Are we planning to reach this requirement in accordance with the expectations on the part of the Bank Guarantee Fund?

Radomir Gibała
CFO, Alior Bank

Yes. MREL itself, judging by those milestones or checkpoints, probably as of the end of the thirteenth of June, the bank is in a position to satisfy the criterion. Also, once the credit vacation is also considered, we will be able to meet this criterion.

Dominik Prokop
Head of the Investor Relations and Ownership Supervision Department, Alior Bank

Thank you very much. The next question. What about the sustainability of FX margin, on account of, commissions and fees?

Radomir Gibała
CFO, Alior Bank

The main factor to be considered is the result of our foreign exchange office as well as what happened once the war broke out. Also, what we are observing is the increased activity of exchanging foreign currencies. The FX office itself has a high value, which augurs well for the future, that when it comes to foreign currency exchanges, this is one of the leading platforms in this respect.

Dominik Prokop
Head of the Investor Relations and Ownership Supervision Department, Alior Bank

Thank you so much. The next question. Can you see that there is a risk when it comes to growing financing costs, especially when it comes to third quarter it will be higher than the margin income, net margin income? Because it grew a lot in the second quarter.

Radomir Gibała
CFO, Alior Bank

There is always a risk of this kind, but if we are to include this one-off effect of the credit vacation, probably most banks, or at least the majority of the banks, will be able to recognize this effect in the third quarter.

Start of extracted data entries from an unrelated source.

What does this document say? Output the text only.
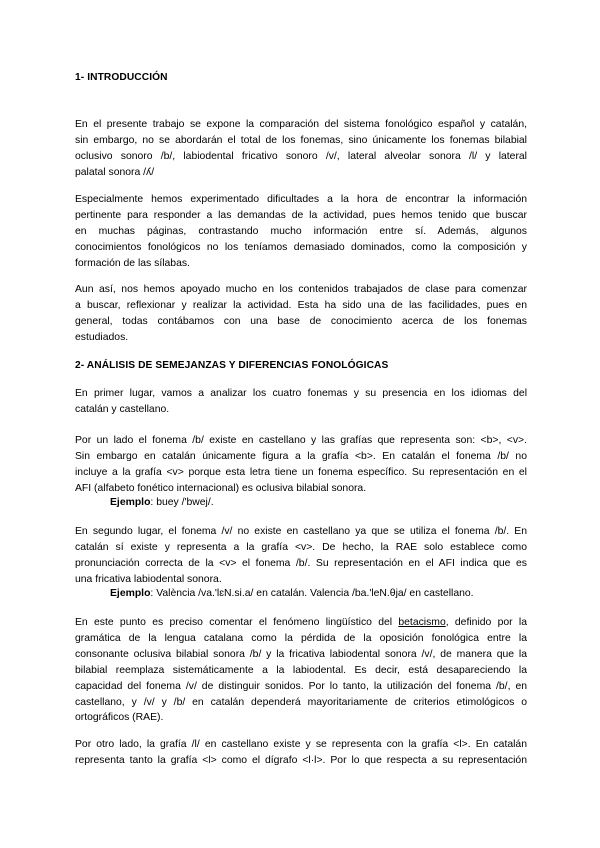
1- INTRODUCCIÓN
En el presente trabajo se expone la comparación del sistema fonológico español y catalán,
sin embargo, no se abordarán el total de los fonemas, sino únicamente los fonemas bilabial
oclusivo sonoro /b/, labiodental fricativo sonoro /v/, lateral alveolar sonora /l/ y lateral
palatal sonora /ʎ/
Especialmente hemos experimentado dificultades a la hora de encontrar la información
pertinente para responder a las demandas de la actividad, pues hemos tenido que buscar
en muchas páginas, contrastando mucho información entre sí. Además, algunos
conocimientos fonológicos no los teníamos demasiado dominados, como la composición y
formación de las sílabas.
Aun así, nos hemos apoyado mucho en los contenidos trabajados de clase para comenzar
a buscar, reflexionar y realizar la actividad. Esta ha sido una de las facilidades, pues en
general, todas contábamos con una base de conocimiento acerca de los fonemas
estudiados.
2- ANÁLISIS DE SEMEJANZAS Y DIFERENCIAS FONOLÓGICAS
En primer lugar, vamos a analizar los cuatro fonemas y su presencia en los idiomas del
catalán y castellano.
Por un lado el fonema /b/ existe en castellano y las grafías que representa son: <b>, <v>.
Sin embargo en catalán únicamente figura a la grafía <b>. En catalán el fonema /b/ no
incluye a la grafía <v> porque esta letra tiene un fonema específico. Su representación en el
AFI (alfabeto fonético internacional) es oclusiva bilabial sonora.
Ejemplo: buey /'bwej/.
En segundo lugar, el fonema /v/ no existe en castellano ya que se utiliza el fonema /b/. En
catalán sí existe y representa a la grafía <v>. De hecho, la RAE solo establece como
pronunciación correcta de la <v> el fonema /b/. Su representación en el AFI indica que es
una fricativa labiodental sonora.
Ejemplo: València /va.'lɛN.si.a/ en catalán. Valencia /ba.'leN.θja/ en castellano.
En este punto es preciso comentar el fenómeno lingüístico del betacismo, definido por la
gramática de la lengua catalana como la pérdida de la oposición fonológica entre la
consonante oclusiva bilabial sonora /b/ y la fricativa labiodental sonora /v/, de manera que la
bilabial reemplaza sistemáticamente a la labiodental. Es decir, está desapareciendo la
capacidad del fonema /v/ de distinguir sonidos. Por lo tanto, la utilización del fonema /b/, en
castellano, y /v/ y /b/ en catalán dependerá mayoritariamente de criterios etimológicos o
ortográficos (RAE).
Por otro lado, la grafía /l/ en castellano existe y se representa con la grafía <l>. En catalán
representa tanto la grafía <l> como el dígrafo <l·l>. Por lo que respecta a su representación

Currently, we assess this risk to be quite low, and here we can see a number of positive factors influencing the growth of the margin, as mentioned by me before. That is, overvaluing the loans following the decisions of the Monetary Policy Council, as well as the declining impact of the cash flow hedge. Hopefully, this will be higher as compared with the cost of deposits. It goes without saying that the situation is as follows.

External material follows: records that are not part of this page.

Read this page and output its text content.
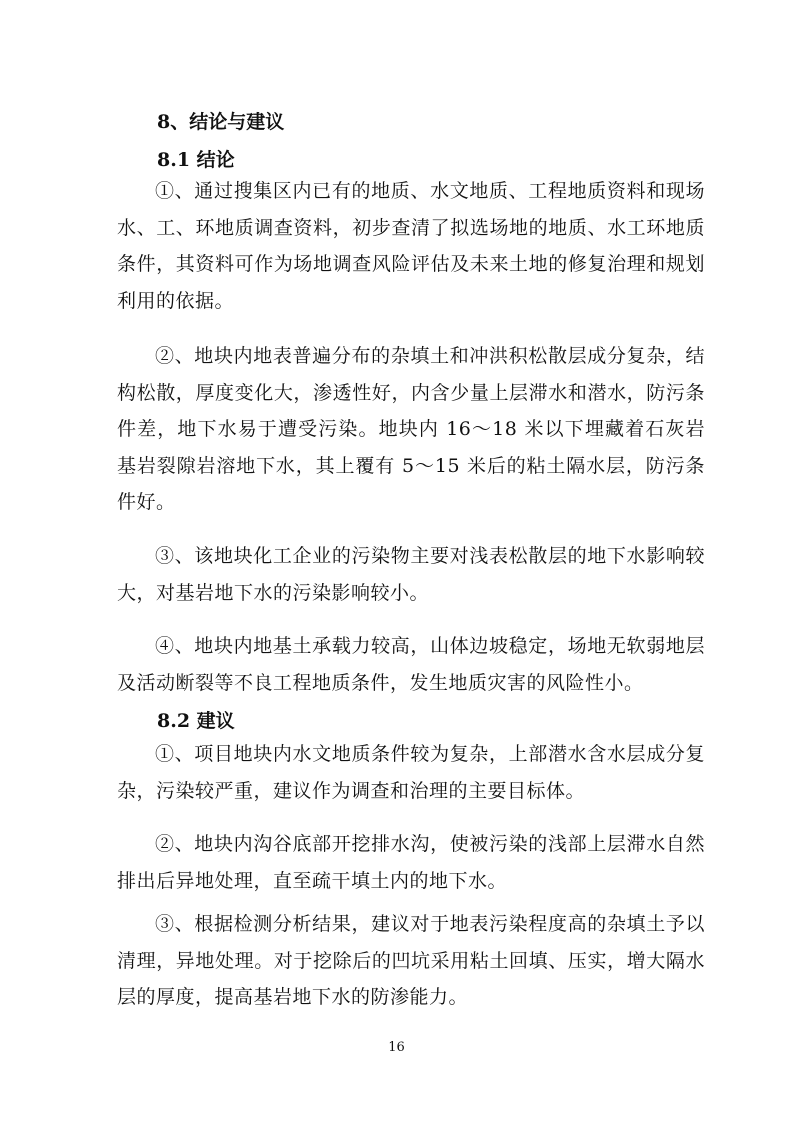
8、结论与建议
8.1 结论

①、通过搜集区内已有的地质、水文地质、工程地质资料和现场水、工、环地质调查资料，初步查清了拟选场地的地质、水工环地质条件，其资料可作为场地调查风险评估及未来土地的修复治理和规划利用的依据。

②、地块内地表普遍分布的杂填土和冲洪积松散层成分复杂，结构松散，厚度变化大，渗透性好，内含少量上层滞水和潜水，防污条件差，地下水易于遭受污染。地块内 16～18 米以下埋藏着石灰岩基岩裂隙岩溶地下水，其上覆有 5～15 米后的粘土隔水层，防污条件好。

③、该地块化工企业的污染物主要对浅表松散层的地下水影响较大，对基岩地下水的污染影响较小。

④、地块内地基土承载力较高，山体边坡稳定，场地无软弱地层及活动断裂等不良工程地质条件，发生地质灾害的风险性小。

8.2 建议

①、项目地块内水文地质条件较为复杂，上部潜水含水层成分复杂，污染较严重，建议作为调查和治理的主要目标体。

②、地块内沟谷底部开挖排水沟，使被污染的浅部上层滞水自然排出后异地处理，直至疏干填土内的地下水。

③、根据检测分析结果，建议对于地表污染程度高的杂填土予以清理，异地处理。对于挖除后的凹坑采用粘土回填、压实，增大隔水层的厚度，提高基岩地下水的防渗能力。

16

Perhaps it sounds like a cliché, but the situation keeps changing dynamically, and if we are to assess it as today, the risk of lowering margin is quite low. Thank you so much.

Dominik Prokop
Head of the Investor Relations and Ownership Supervision Department, Alior Bank

Now the next question when it comes to Tier 1. What is your guidance for Tier 1 in 2022, once all the regulatory costs have been considered?

Radomir Gibała
CFO, Alior Bank

We'd like to just maintain the current situation. Let me remind you that there's the sizable buffer as compared with the regulatory minimum.

Dominik Prokop
Head of the Investor Relations and Ownership Supervision Department, Alior Bank

Thank you. The next question. What is the value of new sales when it comes to consumption loans if you are to maintain the portfolio of gross loans at a sustainable level? As I understand, we are talking about the sales as such.

Radomir Gibała
CFO, Alior Bank

It hinges heavily on several factors, because here the life cycle of a customer is significantly lower because those loans are fast-rotating ones as compared to mortgage loans. Additionally, once interest rates have been increased, we can see that there is this effect of additional payments. Some customers decided to pay excessively to provide a surplus of installments, which only shows that the situation of our customers seems to be quite positive. This also explains relatively low cost of risk. If we are to consider the results of the new sales and loan portfolio, what is to be seen is this gap that keeps changing slightly depending on the market situation.

Our priority is to hamper this negative trend, but we don't want our portfolio to be less profitable on account of that. Perhaps we would need to illustrate a decent Excel model. If our life cycle of a loan is 4 years, and as Grzegorz mentioned, we would like to remain in this very competitive segment, perhaps we'd need a simple model to explain it all.

Dominik Prokop
Head of the Investor Relations and Ownership Supervision Department, Alior Bank

Thank you so much. This is it. Thank you very much for taking part in our conference. I would like to acknowledge our speakers. Should you have any questions, please make sure that you use our special Investor Relations postbox, and thank you so much.